Hubo un pulpo que se hizo famoso por escapar. Se llamaba Inky y, en 2016, desapareció del Acuario Nacional de Nueva Zelanda tras colarse por un hueco, alcanzar un desagüe y deslizarse por una tubería hasta el océano. La historia parecía una travesura imposible. Hoy, sin embargo, suena casi como una advertencia: quizá subestimamos demasiado pronto a estos animales.
Un nuevo estudio de la Universidad de Dartmouth acaba de sumar otra pieza a ese rompecabezas. Los pulpos no solo resuelven problemas, exploran, recuerdan y manipulan objetos. También pueden usar un espejo para localizar comida que no está directamente frente a ellos. Es decir: el estudio publicado en Current Biology que pueden convertir un reflejo en información útil para moverse por el espacio.
Un espejo, un cangrejo y una pregunta incómoda

La prueba parece sencilla, pero no lo es. Los investigadores trabajaron con tres ejemplares de Octopus bimaculoides, también conocido como pulpo de dos manchas de California. Primero los acostumbraron al espejo. Después colocaron un cangrejo dentro de una jarra, fuera del alcance directo, pero visible a través del reflejo. Para llegar hasta él, los pulpos tenían que entender que la imagen no era el objeto real, sino una pista sobre dónde estaba.
Al principio hubo dudas, tanteos y errores. Nada demasiado distinto a lo que nos pasaría a nosotros si nadie nos hubiera explicado jamás cómo funciona un espejo. Pero tras varios intentos, los animales empezaron a moverse hacia el lugar correcto. No iban contra el cristal. Rodeaban el obstáculo.
El detalle importante es que los pulpos tienen receptores químicos en sus brazos. Pueden “oler” o “saborear” el mundo tocándolo. Así que el equipo necesitaba descartar una trampa sensorial: que el animal no estuviera siguiendo rastros químicos del cangrejo, sino usando realmente la vista.
Entonces apareció el cangrejo virtual

Para aislar la pista visual, los investigadores sustituyeron la presa real por una imagen proyectada. El pulpo veía en el espejo un cangrejo virtual situado detrás de él, a la derecha o a la izquierda.
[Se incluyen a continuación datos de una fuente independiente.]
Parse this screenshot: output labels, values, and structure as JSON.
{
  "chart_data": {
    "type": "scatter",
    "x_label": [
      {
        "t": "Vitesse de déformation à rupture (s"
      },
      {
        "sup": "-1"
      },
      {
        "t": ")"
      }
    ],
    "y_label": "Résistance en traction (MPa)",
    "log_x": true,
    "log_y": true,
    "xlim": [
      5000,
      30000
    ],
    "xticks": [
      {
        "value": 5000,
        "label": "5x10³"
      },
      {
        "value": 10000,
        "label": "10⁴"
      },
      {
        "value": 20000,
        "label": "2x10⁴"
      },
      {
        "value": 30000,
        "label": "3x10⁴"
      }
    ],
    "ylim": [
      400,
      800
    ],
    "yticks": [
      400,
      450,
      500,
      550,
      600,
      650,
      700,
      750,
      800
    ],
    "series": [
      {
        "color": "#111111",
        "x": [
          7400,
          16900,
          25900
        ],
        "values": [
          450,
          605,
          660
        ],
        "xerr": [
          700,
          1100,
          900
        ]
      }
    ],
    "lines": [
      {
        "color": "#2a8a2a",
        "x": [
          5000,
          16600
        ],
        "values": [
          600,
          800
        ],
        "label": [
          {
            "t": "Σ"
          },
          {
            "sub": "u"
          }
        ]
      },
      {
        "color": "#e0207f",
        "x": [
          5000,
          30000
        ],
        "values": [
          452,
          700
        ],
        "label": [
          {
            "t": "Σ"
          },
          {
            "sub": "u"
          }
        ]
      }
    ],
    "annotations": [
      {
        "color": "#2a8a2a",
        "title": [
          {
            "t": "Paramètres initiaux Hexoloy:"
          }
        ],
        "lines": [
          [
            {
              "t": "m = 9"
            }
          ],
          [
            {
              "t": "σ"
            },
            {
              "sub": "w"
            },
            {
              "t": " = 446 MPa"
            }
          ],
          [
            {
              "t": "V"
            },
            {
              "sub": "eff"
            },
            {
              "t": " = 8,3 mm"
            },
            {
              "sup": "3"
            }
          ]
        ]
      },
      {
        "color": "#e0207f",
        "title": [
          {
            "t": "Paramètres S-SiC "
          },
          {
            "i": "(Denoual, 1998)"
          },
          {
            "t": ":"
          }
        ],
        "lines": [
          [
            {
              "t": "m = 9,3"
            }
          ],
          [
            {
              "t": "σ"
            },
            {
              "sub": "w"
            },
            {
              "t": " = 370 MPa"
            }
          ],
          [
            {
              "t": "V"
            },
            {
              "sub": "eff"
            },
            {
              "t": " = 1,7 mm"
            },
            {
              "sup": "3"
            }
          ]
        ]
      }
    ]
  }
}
Si interpretaba bien el reflejo y se dirigía al punto correcto, recibía un cangrejo real como recompensa.
El resultado fue llamativo: los pulpos eligieron el lado correcto aproximadamente el 73% de las veces. Y lo más interesante no fue solo que acertaran, sino cómo lo hicieron. En algunos casos, explica NeuroScience, no siguieron el camino más obvio, sino que treparon por la caja para caer sobre la zona donde debía estar la presa. Eso sugiere algo más que simple repetición: estaban integrando el reflejo con la geometría del entorno.
La autora principal, Mary Kieseler, explicó que es la primera demostración de que un invertebrado puede usar un espejo para comprender su entorno y encontrar una presa. Hasta ahora, este tipo de habilidad se había documentado sobre todo en vertebrados especialmente inteligentes, como algunos mamíferos y aves.
La inteligencia encontró otro camino evolutivo
Lo fascinante es que los pulpos están lejísimos de nosotros en el árbol de la vida. Nuestro último antepasado común no era un primate torpe ni un pequeño mamífero nocturno, sino un organismo parecido a un gusano que vivió hace cientos de millones de años. Aun así, ellos llegaron por su cuenta a una solución mental parecida: usar información indirecta para orientarse.
Peter Tse, neurocientífico y autor senior del estudio, plantea que los pulpos podrían construir mapas internos de su entorno. No mapas como los nuestros, claro, ni una imagen ordenada del mundo con nombres y calles. Pero sí una representación espacial suficiente para saber dónde están, dónde está la presa y qué camino conviene tomar.
Eso encaja muy bien con la vida de un cazador blando, vulnerable y brillante. En el fondo marino, un pulpo necesita esconderse, sorprender, moverse rápido y no convertirse él mismo en comida. La inteligencia, en ese contexto, no es un lujo: es una herramienta de supervivencia.
La pregunta que queda flotando es más grande que el experimento. Si una criatura tan distinta a nosotros pudo desarrollar una forma tan sofisticada de leer el espacio, quizá la inteligencia no sea una rareza tan humana como nos gusta creer. Tal vez, cuando la vida encuentra problemas complejos, a veces inventa cerebros capaces de mirar un espejo y ver mucho más que un reflejo.